Tonight I am with my children. Everything was perfect. I love my children so very much. They are perfect angels, both of them.
After I read a book with my D, I was walking by her room with my S in my arms and I said, "I love you, baby, have sweet dreams," and kept on walking. About 5 steps down the hall I hear my D say, "I love you too. You are my joy." I stopped cold. Pleasantly stunned. I asked her what she said and she responded, "I love you. You are my joy." I told her, "Thank you so much, baby. I love you. Have sweet dreams." I cried with my son in my arms. I am still crying tears of joy.
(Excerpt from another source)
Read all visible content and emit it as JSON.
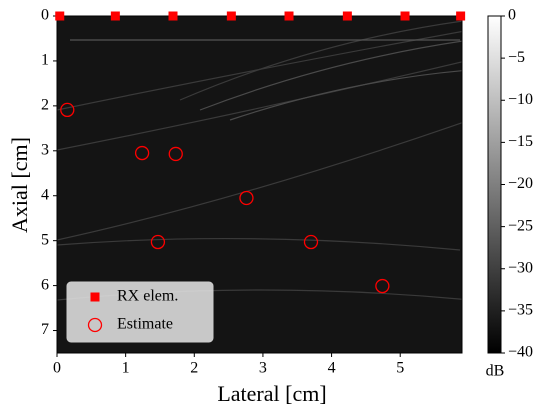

No matter what happens in my M, my children are my greatest gift from God and no one can ever take them from me. Hearing my D profess her love for me really puts my marital problems into proper perspective. My children are who matter most!! NOT me, NOT my M. However, I do desperately want to rebuild my M because I believe that a happy, healthy, nurturing M is the best environment to raise children in.
I do believe I am a hopeless romantic. And, I stopped apologizing for working so hard to hold on to my M and to NOT give up despite the urging of those who care about me. I DON'T WANT A DIVORCE! I don't care if my family and friends don't understand my undying attitude about saving my M and preserving my family structure. I feel like William Wallace in Braveheart, going against ALL odds to fight for what is right! Again, if that makes me a hopeless romantic, then I am proud to be called that. I am fighting for what is right in my head and heart. I love my W. I love my family. I want us to remain intact as a nuclear family; not separated by mistakes and hardened hearts.
I pray every day that God will work His will in my life and that He will open my eyes to see His will. I also pray that if His will is not in keeping with my desires, that He help me to understand that His will is better than my will. You see, since my A, I have decided that I am not the best captain of my ship alone. I have asked the Lord to be my Captain and I will be His first mate. I also have stopped trying to bend God's will to my will. It has never worked for me in the past and I finally figured it out. Too bad I have jeopardized my family and devasted my W to learn this.
Nowadays, my PMA comes from prayer and acceptance. I love the Serenity Prayer. It keeps me balanced and gives me time to breathe and accept the things that I cannot change. I firmly believe that I can DB alone, and with patience, LRT, GAL, loving my S from a distance, kindness, respect and honesty I will prevail in reconciling my M. STRENGTH AND HONOR!